Вернувшись, бросилась в комнату матери. “Ты? Ты распускаешь обо мне слухи?” Мать сидела в кресле и молчала.

“Ты все время шпионишь, шепчешься со всякими алкашами, ты!”

И она снова промолчала. Первый раз она слушала меня так внимательно, не перебивая. Она была мертва.

Наверное, уже день. Я не заглядывала к ней. И не чувствовала запаха. Это меня особенно поразило, когда я стала трясти ее голову. Я, с моим гениальным носом, не чувствовала запаха тления. Только запах мандаринов.

“Извини, мама, — сказала я, пятясь из комнаты. — Я была все эти дни очень занята... Я хотела подарить тебе кольцо, кольцо желаний. А ты была, как всегда, пьяна. А я не выношу пьяных, мама. Слышишь, я не выношу пьяных!!!”

С потолка на меня сыпались мандарины, катились по полу, мягко били по черепу...

— Ты ведь не хочешь чай? Не надо пить чай. Там плавают эти... Чаинки. Они забиваются в рот, шевелятся. Рот превращается в чайное ситечко... После ухода матери у меня начали исчезать слова. Слова, которые я копила всю жизнь. Которые, как пыльцу, собирала с моих ночных вздрагивающих цветов. Я шарила во рту языком, пытаясь нащупать хоть одно потерянное слово. Ха-ха-ха!

Старлаб очнулся.

Он все еще был в каком-то оцепенении, почти полусне. Лицо куклы было совсем близко, так что были видны железные штыри, которыми приводились в движение губы.

— Последние годы я почти не вылезала из Центра диффузии.

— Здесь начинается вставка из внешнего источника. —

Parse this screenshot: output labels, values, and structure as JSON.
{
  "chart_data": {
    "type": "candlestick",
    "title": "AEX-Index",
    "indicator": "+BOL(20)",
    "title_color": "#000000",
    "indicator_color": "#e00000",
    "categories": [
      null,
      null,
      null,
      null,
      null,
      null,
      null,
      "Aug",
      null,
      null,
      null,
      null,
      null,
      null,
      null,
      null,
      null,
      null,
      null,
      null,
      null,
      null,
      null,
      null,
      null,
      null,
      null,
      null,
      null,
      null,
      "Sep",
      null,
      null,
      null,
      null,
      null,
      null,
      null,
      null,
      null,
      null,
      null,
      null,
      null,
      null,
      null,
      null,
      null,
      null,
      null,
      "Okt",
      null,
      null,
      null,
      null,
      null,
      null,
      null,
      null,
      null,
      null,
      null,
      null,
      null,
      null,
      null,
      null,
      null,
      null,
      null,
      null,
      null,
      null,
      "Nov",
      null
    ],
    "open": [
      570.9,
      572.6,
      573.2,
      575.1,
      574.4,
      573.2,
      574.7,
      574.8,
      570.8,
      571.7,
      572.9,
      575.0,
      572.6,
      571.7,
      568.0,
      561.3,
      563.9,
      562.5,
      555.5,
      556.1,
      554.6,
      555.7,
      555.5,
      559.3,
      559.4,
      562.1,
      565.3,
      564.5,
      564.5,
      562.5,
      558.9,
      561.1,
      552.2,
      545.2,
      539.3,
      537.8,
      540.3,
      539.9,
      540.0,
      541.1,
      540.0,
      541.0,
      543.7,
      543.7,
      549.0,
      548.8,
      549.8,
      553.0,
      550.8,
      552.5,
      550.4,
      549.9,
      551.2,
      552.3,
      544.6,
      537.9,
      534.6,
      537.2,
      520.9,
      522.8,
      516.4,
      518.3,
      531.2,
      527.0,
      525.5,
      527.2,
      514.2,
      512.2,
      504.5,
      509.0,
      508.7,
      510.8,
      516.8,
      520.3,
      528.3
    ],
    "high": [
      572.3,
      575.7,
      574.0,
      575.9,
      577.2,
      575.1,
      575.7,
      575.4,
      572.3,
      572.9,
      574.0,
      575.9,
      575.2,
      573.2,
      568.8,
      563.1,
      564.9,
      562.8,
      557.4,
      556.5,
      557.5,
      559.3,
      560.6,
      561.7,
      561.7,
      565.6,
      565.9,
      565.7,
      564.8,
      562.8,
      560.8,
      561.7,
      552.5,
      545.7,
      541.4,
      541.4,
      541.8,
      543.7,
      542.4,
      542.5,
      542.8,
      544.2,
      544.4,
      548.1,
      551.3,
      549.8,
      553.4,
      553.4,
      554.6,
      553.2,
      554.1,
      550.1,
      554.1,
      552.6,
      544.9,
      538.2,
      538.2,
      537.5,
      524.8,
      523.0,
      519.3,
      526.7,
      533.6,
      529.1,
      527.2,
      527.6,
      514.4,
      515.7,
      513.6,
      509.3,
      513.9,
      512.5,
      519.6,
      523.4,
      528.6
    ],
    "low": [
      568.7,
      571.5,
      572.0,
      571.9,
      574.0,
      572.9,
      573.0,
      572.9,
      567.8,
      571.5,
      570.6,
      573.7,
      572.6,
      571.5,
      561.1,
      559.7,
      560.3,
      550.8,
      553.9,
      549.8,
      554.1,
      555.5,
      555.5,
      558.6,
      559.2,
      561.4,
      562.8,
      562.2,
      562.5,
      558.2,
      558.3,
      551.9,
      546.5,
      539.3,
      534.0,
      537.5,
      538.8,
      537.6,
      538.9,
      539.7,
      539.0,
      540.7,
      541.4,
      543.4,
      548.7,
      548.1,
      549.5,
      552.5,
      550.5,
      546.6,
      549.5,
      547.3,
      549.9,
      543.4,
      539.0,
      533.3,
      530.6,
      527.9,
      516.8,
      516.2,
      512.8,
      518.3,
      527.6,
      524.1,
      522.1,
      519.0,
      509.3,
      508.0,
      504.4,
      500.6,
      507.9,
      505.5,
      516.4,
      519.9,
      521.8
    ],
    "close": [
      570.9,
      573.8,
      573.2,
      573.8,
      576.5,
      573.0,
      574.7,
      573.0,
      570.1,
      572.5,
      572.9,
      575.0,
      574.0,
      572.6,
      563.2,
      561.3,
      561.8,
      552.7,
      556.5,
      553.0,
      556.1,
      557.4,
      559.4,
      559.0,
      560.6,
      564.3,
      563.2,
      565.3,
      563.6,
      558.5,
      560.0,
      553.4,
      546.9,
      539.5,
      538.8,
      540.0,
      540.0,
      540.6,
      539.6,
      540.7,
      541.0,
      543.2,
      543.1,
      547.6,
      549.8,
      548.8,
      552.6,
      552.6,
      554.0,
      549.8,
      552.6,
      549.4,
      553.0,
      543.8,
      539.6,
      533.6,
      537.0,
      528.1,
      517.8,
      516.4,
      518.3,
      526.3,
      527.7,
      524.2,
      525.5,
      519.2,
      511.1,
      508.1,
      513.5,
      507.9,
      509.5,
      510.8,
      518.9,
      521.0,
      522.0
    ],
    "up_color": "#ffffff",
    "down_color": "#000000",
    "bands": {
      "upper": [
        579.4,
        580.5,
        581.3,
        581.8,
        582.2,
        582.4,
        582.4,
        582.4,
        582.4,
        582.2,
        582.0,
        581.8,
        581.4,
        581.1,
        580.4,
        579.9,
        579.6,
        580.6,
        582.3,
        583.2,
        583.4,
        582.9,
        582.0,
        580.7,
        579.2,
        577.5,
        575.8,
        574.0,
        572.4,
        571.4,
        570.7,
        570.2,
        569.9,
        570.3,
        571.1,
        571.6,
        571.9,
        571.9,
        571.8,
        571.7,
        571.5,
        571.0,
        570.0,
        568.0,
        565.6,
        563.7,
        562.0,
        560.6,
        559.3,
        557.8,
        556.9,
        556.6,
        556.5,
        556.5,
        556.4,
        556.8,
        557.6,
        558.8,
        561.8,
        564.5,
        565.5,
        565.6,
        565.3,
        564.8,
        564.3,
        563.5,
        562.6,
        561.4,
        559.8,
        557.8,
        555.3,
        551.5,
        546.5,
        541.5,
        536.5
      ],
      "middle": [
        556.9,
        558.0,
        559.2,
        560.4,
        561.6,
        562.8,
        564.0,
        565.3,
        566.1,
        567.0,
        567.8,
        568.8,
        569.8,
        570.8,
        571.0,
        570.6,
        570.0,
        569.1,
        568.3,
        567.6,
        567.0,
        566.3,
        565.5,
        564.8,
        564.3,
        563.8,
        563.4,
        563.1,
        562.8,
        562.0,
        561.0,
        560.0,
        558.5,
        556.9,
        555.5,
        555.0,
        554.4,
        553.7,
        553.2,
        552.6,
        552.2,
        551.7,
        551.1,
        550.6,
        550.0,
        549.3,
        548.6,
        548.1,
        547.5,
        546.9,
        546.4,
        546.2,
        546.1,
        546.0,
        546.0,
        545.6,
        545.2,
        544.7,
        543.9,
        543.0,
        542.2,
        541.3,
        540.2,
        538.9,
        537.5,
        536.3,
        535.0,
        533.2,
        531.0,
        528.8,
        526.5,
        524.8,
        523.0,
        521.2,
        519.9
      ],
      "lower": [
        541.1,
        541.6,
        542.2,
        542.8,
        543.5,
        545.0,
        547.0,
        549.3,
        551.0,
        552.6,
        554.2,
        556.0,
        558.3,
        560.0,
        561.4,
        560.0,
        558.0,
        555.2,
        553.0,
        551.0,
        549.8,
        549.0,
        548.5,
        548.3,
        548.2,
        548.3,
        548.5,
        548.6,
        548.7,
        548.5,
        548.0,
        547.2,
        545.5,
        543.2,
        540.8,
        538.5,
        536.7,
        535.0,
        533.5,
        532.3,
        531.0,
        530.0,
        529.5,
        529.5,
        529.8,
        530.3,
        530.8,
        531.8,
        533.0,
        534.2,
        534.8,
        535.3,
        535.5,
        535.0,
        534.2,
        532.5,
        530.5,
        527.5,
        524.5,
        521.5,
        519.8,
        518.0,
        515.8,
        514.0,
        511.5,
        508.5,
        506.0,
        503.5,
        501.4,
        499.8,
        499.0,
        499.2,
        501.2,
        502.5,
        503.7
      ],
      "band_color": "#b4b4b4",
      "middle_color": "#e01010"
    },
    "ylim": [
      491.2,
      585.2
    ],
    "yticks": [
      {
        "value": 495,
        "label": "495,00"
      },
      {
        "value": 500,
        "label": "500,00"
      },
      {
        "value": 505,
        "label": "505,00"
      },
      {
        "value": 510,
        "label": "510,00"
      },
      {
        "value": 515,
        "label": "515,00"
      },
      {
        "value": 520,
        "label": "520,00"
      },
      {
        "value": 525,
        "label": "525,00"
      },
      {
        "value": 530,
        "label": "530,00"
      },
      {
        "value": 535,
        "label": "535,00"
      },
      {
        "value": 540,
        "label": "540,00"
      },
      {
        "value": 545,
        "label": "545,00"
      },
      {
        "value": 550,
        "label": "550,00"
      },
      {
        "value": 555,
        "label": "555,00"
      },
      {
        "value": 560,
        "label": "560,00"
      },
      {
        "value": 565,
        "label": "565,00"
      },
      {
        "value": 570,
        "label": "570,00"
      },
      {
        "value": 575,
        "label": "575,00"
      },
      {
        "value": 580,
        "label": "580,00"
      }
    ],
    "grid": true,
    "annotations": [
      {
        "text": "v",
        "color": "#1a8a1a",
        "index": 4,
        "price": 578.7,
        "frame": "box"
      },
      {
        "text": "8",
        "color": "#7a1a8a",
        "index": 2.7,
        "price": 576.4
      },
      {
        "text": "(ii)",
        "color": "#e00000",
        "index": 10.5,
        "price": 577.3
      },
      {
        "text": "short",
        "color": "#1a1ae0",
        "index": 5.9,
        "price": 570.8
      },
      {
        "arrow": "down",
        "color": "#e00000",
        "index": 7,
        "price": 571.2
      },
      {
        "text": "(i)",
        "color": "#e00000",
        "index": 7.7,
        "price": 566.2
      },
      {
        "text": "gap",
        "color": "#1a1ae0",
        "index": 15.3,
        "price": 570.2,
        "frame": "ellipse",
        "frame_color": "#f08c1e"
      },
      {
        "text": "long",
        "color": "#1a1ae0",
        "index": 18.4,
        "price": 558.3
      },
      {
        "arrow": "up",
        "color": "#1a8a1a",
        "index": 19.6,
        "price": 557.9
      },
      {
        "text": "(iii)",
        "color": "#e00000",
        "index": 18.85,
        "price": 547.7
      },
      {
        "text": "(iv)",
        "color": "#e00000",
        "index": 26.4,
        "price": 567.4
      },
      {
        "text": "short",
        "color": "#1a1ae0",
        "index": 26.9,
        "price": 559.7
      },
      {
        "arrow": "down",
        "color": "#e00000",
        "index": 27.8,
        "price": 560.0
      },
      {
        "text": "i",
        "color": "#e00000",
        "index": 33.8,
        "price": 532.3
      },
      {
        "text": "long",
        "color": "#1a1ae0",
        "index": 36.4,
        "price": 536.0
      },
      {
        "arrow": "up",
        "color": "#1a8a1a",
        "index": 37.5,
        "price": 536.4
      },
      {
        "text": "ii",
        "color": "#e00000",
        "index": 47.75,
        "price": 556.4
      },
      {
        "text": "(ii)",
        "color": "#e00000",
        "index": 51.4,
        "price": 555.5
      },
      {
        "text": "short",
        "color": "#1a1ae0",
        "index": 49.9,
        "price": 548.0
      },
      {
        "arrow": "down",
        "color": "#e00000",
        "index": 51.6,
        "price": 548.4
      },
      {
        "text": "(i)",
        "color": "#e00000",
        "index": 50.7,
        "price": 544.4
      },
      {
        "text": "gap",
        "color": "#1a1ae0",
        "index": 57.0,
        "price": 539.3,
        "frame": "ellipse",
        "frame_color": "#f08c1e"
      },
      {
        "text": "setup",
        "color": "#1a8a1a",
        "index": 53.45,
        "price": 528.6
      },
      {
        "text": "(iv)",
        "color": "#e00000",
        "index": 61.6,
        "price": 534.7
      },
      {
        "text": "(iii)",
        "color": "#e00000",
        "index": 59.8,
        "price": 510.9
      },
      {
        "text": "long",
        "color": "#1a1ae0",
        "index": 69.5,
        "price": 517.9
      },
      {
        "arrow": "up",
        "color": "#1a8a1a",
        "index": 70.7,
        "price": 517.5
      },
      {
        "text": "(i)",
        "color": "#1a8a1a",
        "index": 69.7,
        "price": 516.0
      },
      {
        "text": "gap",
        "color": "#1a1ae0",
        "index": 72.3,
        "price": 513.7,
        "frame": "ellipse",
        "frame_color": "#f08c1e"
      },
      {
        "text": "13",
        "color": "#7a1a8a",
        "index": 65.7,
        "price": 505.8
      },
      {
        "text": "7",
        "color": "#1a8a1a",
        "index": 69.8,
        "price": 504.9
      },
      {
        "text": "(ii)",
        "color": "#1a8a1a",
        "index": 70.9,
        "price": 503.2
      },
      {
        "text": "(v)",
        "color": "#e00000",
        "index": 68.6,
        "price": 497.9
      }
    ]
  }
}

У меня воспалились придатки, врачи пугали опухолью... Но только прижимаясь к этим трем отверстиям, я могла удерживать слова. Только так я могла вытягивать слова из моих партнеров по диффузии по ту сторону стены. И клиенты уходили, онемевшие, словно с вырванными зубами или прикушенным до крови языком. “Почему вы не пользуетесь инструментом?” — спрашивали меня другие работницы из смежных отсеков, когда я начинала выть от боли. “Мир полон слов, — отвечала я. — В начале было слово, и несчастны те, кому слова не дано. Несчастны те, у кого рот — лишь могила языка; не утешатся те, чьи губы склеены косноязычием... О, прекрасный, серебристый мир слов!” И снова начинала тихо выть от боли в низу живота. А мои напарницы не могли даже догадаться, что великий Академик, плывущий, как памятник, над толпой, и бестолковая баба, жмущаяся к трем загаженным отверстиям, — это одно и то же, совершенно одно и то же!

В углу комнаты ожили настенные часы, раздался бой. Распахнулась дверца, явилась птица с большеглазым человеческим лицом, запела: “И держала чашу в руке своей, наполненную мерзостями и нечистотою блудодейства ее”.